Mutation in the POT1 gene can also cause susceptibility to cutaneous malignant melanoma-10 (CMM10; 615848).

For a general phenotypic description and a discussion of genetic heterogeneity of glioma, see GLM1 (137800).

Clinical Features

Bainbridge et al. (2015) reported 3 unrelated families in which at least 2 members had adult-onset glioma, either an astrocytoma or an oligodendroglioma. In 2 families, several other family members had different cancers, including lung cancer, kidney cancer, and leukemia.
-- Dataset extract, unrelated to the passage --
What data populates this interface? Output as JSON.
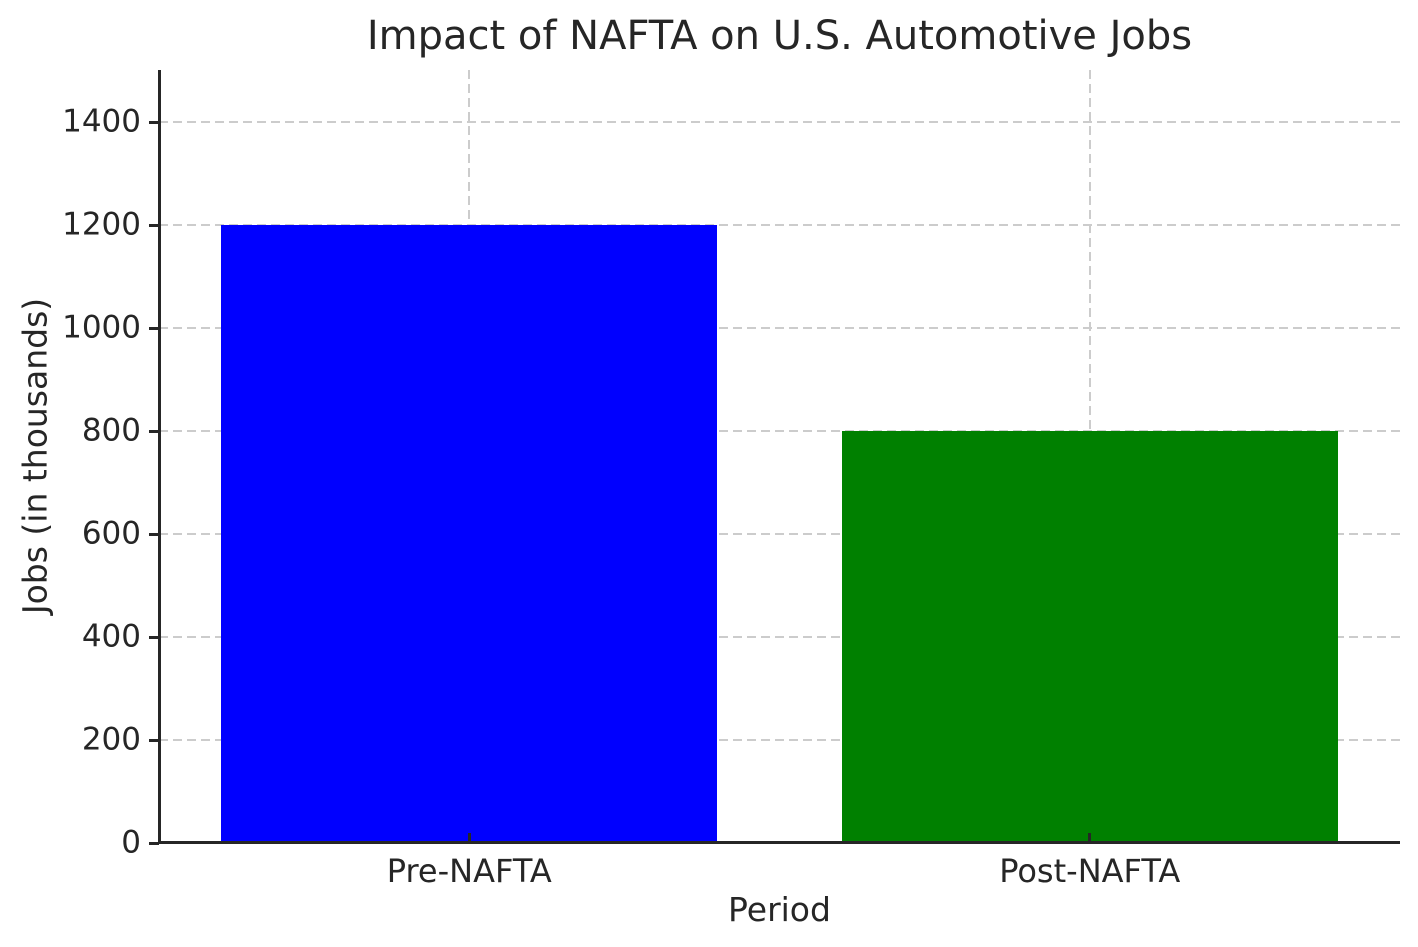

None of the families had a history of melanoma.

Inheritance

The transmission pattern of GLM9 in the families reported by Bainbridge et al. (2015) was consistent with autosomal dominant inheritance and incomplete penetrance.

Molecular Genetics

In affected members of 3 unrelated families with GLM9, Bainbridge et al. (2015) identified 3 different heterozygous mutations in the POT1 gene (606478.0009-606478.0011). Two families had members with histories of other cancers, although none had melanoma, and several unaffected family members carried the mutation, consistent with incomplete penetrance. Functional studies of the variants were not performed, but there was evidence that mutation carriers had a higher telomere content compared to those without the mutation. The families were ascertained from a larger cohort of 55 glioma families who underwent whole-exome sequencing.